Autores principais:Pascoal, Joana Isabel Claro
Assunto:Altura de salto para o solo Competência motora Crianças Local de observação Magnitude de erro Perceção Tendência de erro Variáveis morfológicas Children Drop jump height Morphological variables Motor competence Perception Point of observation
Ano:2015
País:Portugal
Tipo de documento:dissertação de mestrado
Tipo de acesso:acesso aberto
Instituição associada:Universidade de Lisboa
Idioma:português
Origem:Repositório da Universidade de Lisboa
Descrição
Resumo:O presente estudo examinou a influência da idade, do sexo, de variáveis morfológicas, do local de observação e da competência motora na perceção e ação numa tarefa de salto de uma plataforma para o solo.
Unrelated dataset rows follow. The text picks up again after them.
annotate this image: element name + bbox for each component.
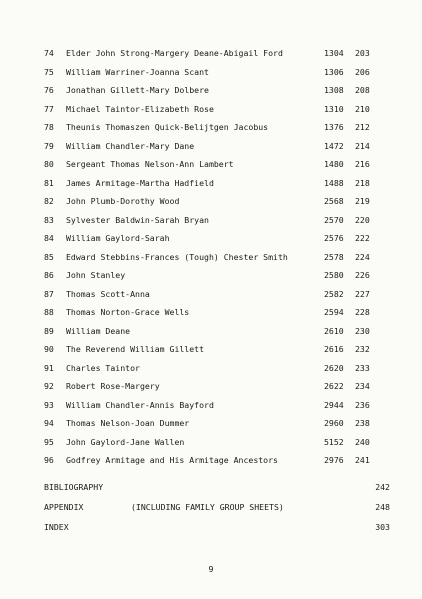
toc-row-title: Michael Taintor-Elizabeth Rose xyxy=(66,103,214,114)
toc-row-title: The Reverend William Gillett xyxy=(66,344,205,354)
bibliography-label: BIBLIOGRAPHY xyxy=(44,482,104,492)
toc-row xyxy=(0,176,422,190)
toc-row-chart-number: 1472 xyxy=(324,140,344,151)
toc-row-page: 241 xyxy=(355,455,370,465)
toc-row-chart-number: 2944 xyxy=(324,399,344,410)
toc-row xyxy=(0,379,422,393)
toc-row-chart-number: 2616 xyxy=(324,344,344,354)
toc-row-page: 210 xyxy=(355,103,370,114)
toc-row-page: 220 xyxy=(355,214,370,225)
appendix-row xyxy=(0,500,422,514)
toc-row xyxy=(0,231,422,245)
toc-row-chart-number: 2570 xyxy=(324,214,344,225)
toc-row-title: Thomas Nelson-Joan Dummer xyxy=(66,418,190,428)
toc-row-chart-number: 2580 xyxy=(324,270,344,280)
toc-row-page: 203 xyxy=(355,48,370,58)
toc-row-title: William Chandler-Annis Bayford xyxy=(66,399,214,410)
toc-row-title: Sergeant Thomas Nelson-Ann Lambert xyxy=(66,159,234,169)
toc-row-chart-number: 2576 xyxy=(324,233,344,243)
toc-row-title: Edward Stebbins-Frances (Tough) Chester Smith xyxy=(66,251,288,262)
toc-row xyxy=(0,213,422,227)
toc-row-chart-number: 2622 xyxy=(324,381,344,391)
bibliography-row xyxy=(0,480,422,494)
toc-row-number: 81 xyxy=(44,177,54,188)
index-page: 303 xyxy=(375,522,390,532)
toc-row-number: 83 xyxy=(44,214,54,225)
toc-row-title: Thomas Scott-Anna xyxy=(66,288,150,299)
toc-row-number: 88 xyxy=(44,307,54,317)
toc-row-title: Theunis Thomaszen Quick-Belijtgen Jacobus xyxy=(66,122,269,132)
toc-row xyxy=(0,83,422,97)
toc-row-number: 95 xyxy=(44,436,54,447)
toc-row-title: Thomas Norton-Grace Wells xyxy=(66,307,190,317)
toc-row-page: 214 xyxy=(355,140,370,151)
toc-row-chart-number: 5152 xyxy=(324,436,344,447)
toc-row-number: 85 xyxy=(44,251,54,262)
toc-row xyxy=(0,268,422,282)
toc-row xyxy=(0,157,422,171)
toc-row xyxy=(0,250,422,264)
toc-row-number: 92 xyxy=(44,381,54,391)
toc-row-number: 78 xyxy=(44,122,54,132)
index-label: INDEX xyxy=(44,522,69,532)
toc-row-chart-number: 2960 xyxy=(324,418,344,428)
toc-row-chart-number: 2578 xyxy=(324,251,344,262)
toc-row-number: 84 xyxy=(44,233,54,243)
toc-row-number: 86 xyxy=(44,270,54,280)
toc-row-number: 87 xyxy=(44,288,54,299)
toc-row-number: 77 xyxy=(44,103,54,114)
toc-row-number: 90 xyxy=(44,344,54,354)
toc-row-title: Godfrey Armitage and His Armitage Ancestors xyxy=(66,455,278,465)
toc-row-title: Sylvester Baldwin-Sarah Bryan xyxy=(66,214,209,225)
toc-row-page: 206 xyxy=(355,66,370,77)
toc-row-chart-number: 2594 xyxy=(324,307,344,317)
toc-row xyxy=(0,453,422,467)
toc-row-page: 240 xyxy=(355,436,370,447)
toc-row-page: 226 xyxy=(355,270,370,280)
toc-row xyxy=(0,416,422,430)
toc-row-page: 208 xyxy=(355,85,370,95)
toc-row-title: William Deane xyxy=(66,325,131,336)
toc-row-chart-number: 1304 xyxy=(324,48,344,58)
toc-row-page: 233 xyxy=(355,362,370,373)
toc-row-number: 94 xyxy=(44,418,54,428)
toc-row-page: 216 xyxy=(355,159,370,169)
toc-row-chart-number: 2610 xyxy=(324,325,344,336)
toc-row-chart-number: 2568 xyxy=(324,196,344,206)
toc-row-title: William Chandler-Mary Dane xyxy=(66,140,195,151)
toc-row-number: 96 xyxy=(44,455,54,465)
toc-row-number: 80 xyxy=(44,159,54,169)
toc-row-chart-number: 2620 xyxy=(324,362,344,373)
toc-row-title: James Armitage-Martha Hadfield xyxy=(66,177,214,188)
index-row xyxy=(0,520,422,534)
toc-row-page: 212 xyxy=(355,122,370,132)
toc-row-page: 236 xyxy=(355,399,370,410)
toc-row-number: 89 xyxy=(44,325,54,336)
toc-row-chart-number: 1306 xyxy=(324,66,344,77)
toc-row-chart-number: 1480 xyxy=(324,159,344,169)
toc-row-title: John Plumb-Dorothy Wood xyxy=(66,196,180,206)
toc-row-page: 227 xyxy=(355,288,370,299)
toc-row xyxy=(0,65,422,79)
toc-row-title: John Stanley xyxy=(66,270,126,280)
toc-row-chart-number: 1376 xyxy=(324,122,344,132)
toc-row-title: William Warriner-Joanna Scant xyxy=(66,66,209,77)
toc-row xyxy=(0,435,422,449)
toc-row-number: 91 xyxy=(44,362,54,373)
toc-row-title: Elder John Strong-Margery Deane-Abigail Ford xyxy=(66,48,283,58)
toc-row-page: 234 xyxy=(355,381,370,391)
toc-row-title: Jonathan Gillett-Mary Dolbere xyxy=(66,85,209,95)
toc-row-page: 228 xyxy=(355,307,370,317)
toc-row-title: John Gaylord-Jane Wallen xyxy=(66,436,185,447)
toc-row-number: 74 xyxy=(44,48,54,58)
toc-row xyxy=(0,324,422,338)
toc-row-page: 218 xyxy=(355,177,370,188)
toc-row-page: 219 xyxy=(355,196,370,206)
toc-row-page: 230 xyxy=(355,325,370,336)
toc-row-title: Charles Taintor xyxy=(66,362,140,373)
toc-row xyxy=(0,398,422,412)
toc-row-page: 238 xyxy=(355,418,370,428)
toc-row xyxy=(0,120,422,134)
toc-row xyxy=(0,287,422,301)
toc-row-number: 79 xyxy=(44,140,54,151)
toc-row-page: 224 xyxy=(355,251,370,262)
toc-row-chart-number: 1308 xyxy=(324,85,344,95)
toc-row-number: 75 xyxy=(44,66,54,77)
bibliography-page: 242 xyxy=(375,482,390,492)
toc-row-chart-number: 1488 xyxy=(324,177,344,188)
toc-row-title: Robert Rose-Margery xyxy=(66,381,160,391)
toc-row xyxy=(0,139,422,153)
toc-row xyxy=(0,102,422,116)
appendix-label: APPENDIX xyxy=(44,502,84,512)
toc-row xyxy=(0,342,422,356)
toc-row-page: 222 xyxy=(355,233,370,243)
toc-row-number: 93 xyxy=(44,399,54,410)
toc-row-number: 82 xyxy=(44,196,54,206)
appendix-page: 248 xyxy=(375,502,390,512)
toc-row xyxy=(0,361,422,375)
page-number: 9 xyxy=(208,564,214,574)
toc-row xyxy=(0,194,422,208)
toc-row-chart-number: 1310 xyxy=(324,103,344,114)
toc-row xyxy=(0,305,422,319)
toc-row-chart-number: 2976 xyxy=(324,455,344,465)
toc-row-number: 76 xyxy=(44,85,54,95)
toc-row xyxy=(0,46,422,60)
toc-row-page: 232 xyxy=(355,344,370,354)
toc-row-title: William Gaylord-Sarah xyxy=(66,233,170,243)
appendix-description: (INCLUDING FAMILY GROUP SHEETS) xyxy=(131,502,284,512)
toc-row-chart-number: 2582 xyxy=(324,288,344,299)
Foi pedido a 91 crianças dos 5 aos 10 anos (M=8.23 anos; DP=1.44 anos), que estimassem a sua altura máxima de salto antes desta ser determinada. Os resultados indicaram que: (i) a altura máxima de salto foi sobrestimada a partir da base e subestimada a partir do topo; (ii) crianças com melhor competência motora revelaram maior percentagem de acertos na estimativa a partir da base; (iii) a magnitude do erro na base foi principalmente influenciada pela idade e pela competência motora, não se verificando influências significativas das variáveis testadas na magnitude do erro a partir do topo; (iv) a altura máxima de salto foi principalmente explicada pela idade; (v) a altura sentado e o sexo foram as principais preditoras da estimativa a partir da base e a idade foi a principal preditora na estimativa a partir do topo. Este estudo é enquadrado numa abordagem ecológica ao risco, pretendendo contribuir o melhor conhecimento sobre a perceção e ação das crianças em situações de risco.